Women with biochemically active acute hepatic porphyria (AHP) (i.e., urinary porphobilinogen (PBG) concentration greater than four times the upper limit of normal) or a history of active acute hepatic porphyria (AHP) should be offered specialized prenatal care. Hyperemesis, a catabolic risk for precipitating acute attacks, should be treated promptly. Blood pressure should be monitored once monthly during the first and second trimesters, and weekly during the last trimester.

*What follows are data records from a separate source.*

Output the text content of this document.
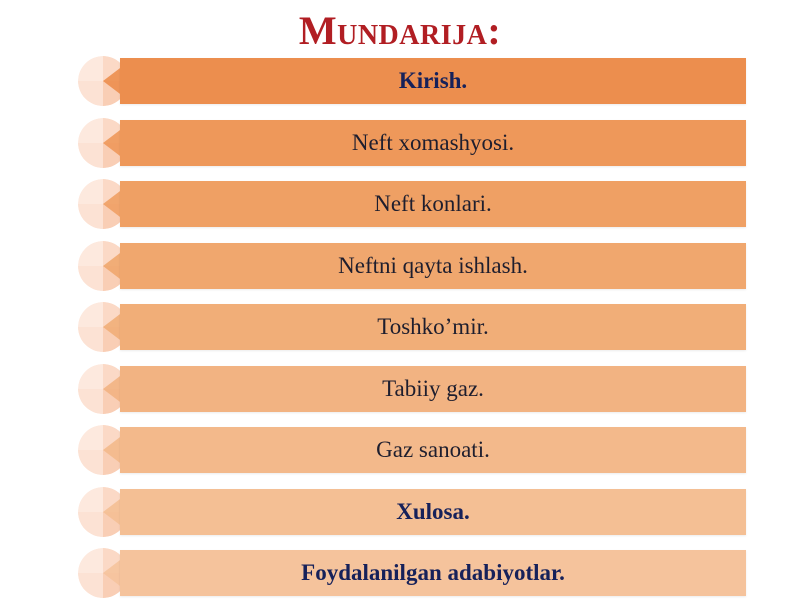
Mundarija:
Kirish.
Neft xomashyosi.
Neft konlari.
Neftni qayta ishlash.
Toshko’mir.
Tabiiy gaz.
Gaz sanoati.
Xulosa.
Foydalanilgan adabiyotlar.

Additional monitoring of fetal growth during pregnancy will help identify intrauterine growth restriction (IUGR) 41.
When a woman with acute intermittent porphyria (AIP) experiences abdominal pain, hypertension, and tachycardia during pregnancy, urine porphobilinogen (PBG) concentration should be measured, and complications of pregnancy should be excluded in consultation with an obstetrician before the findings are attributed to an acute attack.
- If an acute porphyria attack is suspected, a urine porphobilinogen (PBG) concentration should be measured before deciding on specific treatment.
- Any symptomatic treatment needed should be chosen after considering the risk of the drug triggering/aggravating an acute porphyria attack in the pregnant woman.
- An obstetrician should be consulted regarding medical treatment and possible effects on the fetus.
- Human hemin is safe to be used during pregnancy 72
- No human pregnancies have been reported during or after treatment with Givlaari® (givosiran); there are no data on the presence of givosiran in human milk.
Note: In an obstetric emergency, no drug should be restricted if it is likely to be of major clinical benefit or is required in a life-threatening situation.
Acute intermittent porphyria prognosis
Prognosis is good if acute intermittent porphyria is recognized early and treated at the time 1. The mortality rate for acute intermittent porphyria has decreased through the past decades to 5% to 20% (on acute attacks) thanks to new methods of diagnosis and treatment (use of human hemin) 1. But if acute intermittent porphyria is resistant to heme therapy and is recurrent, the only currently approved way to reduce mortality is with an orthotopic liver transplant where a diseased liver is removed and replaced with a healthy donor liver in the same anatomical position 39, 73, 54. The overall survival at five years after liver transplantation is 82%, which is consistent with survival data for individuals transplanted for other metabolic diseases 64.
With ongoing trials exploring the efficacy and safety of enzyme replacement therapy (ERT) and liver gene therapy, the prognosis of acute intermittent porphyria (AIP) is expected to become better very soon 1.
Untreated acute intermittent porphyria (AIP) is associated with significant morbidity and can lead to paresis (incomplete paralysis) and death. Long-term complications include chronic hypertension, chronic neuropathy, chronic kidney disease, and risk of hepatocellular carcinoma (liver cancer) 74, 75, 44.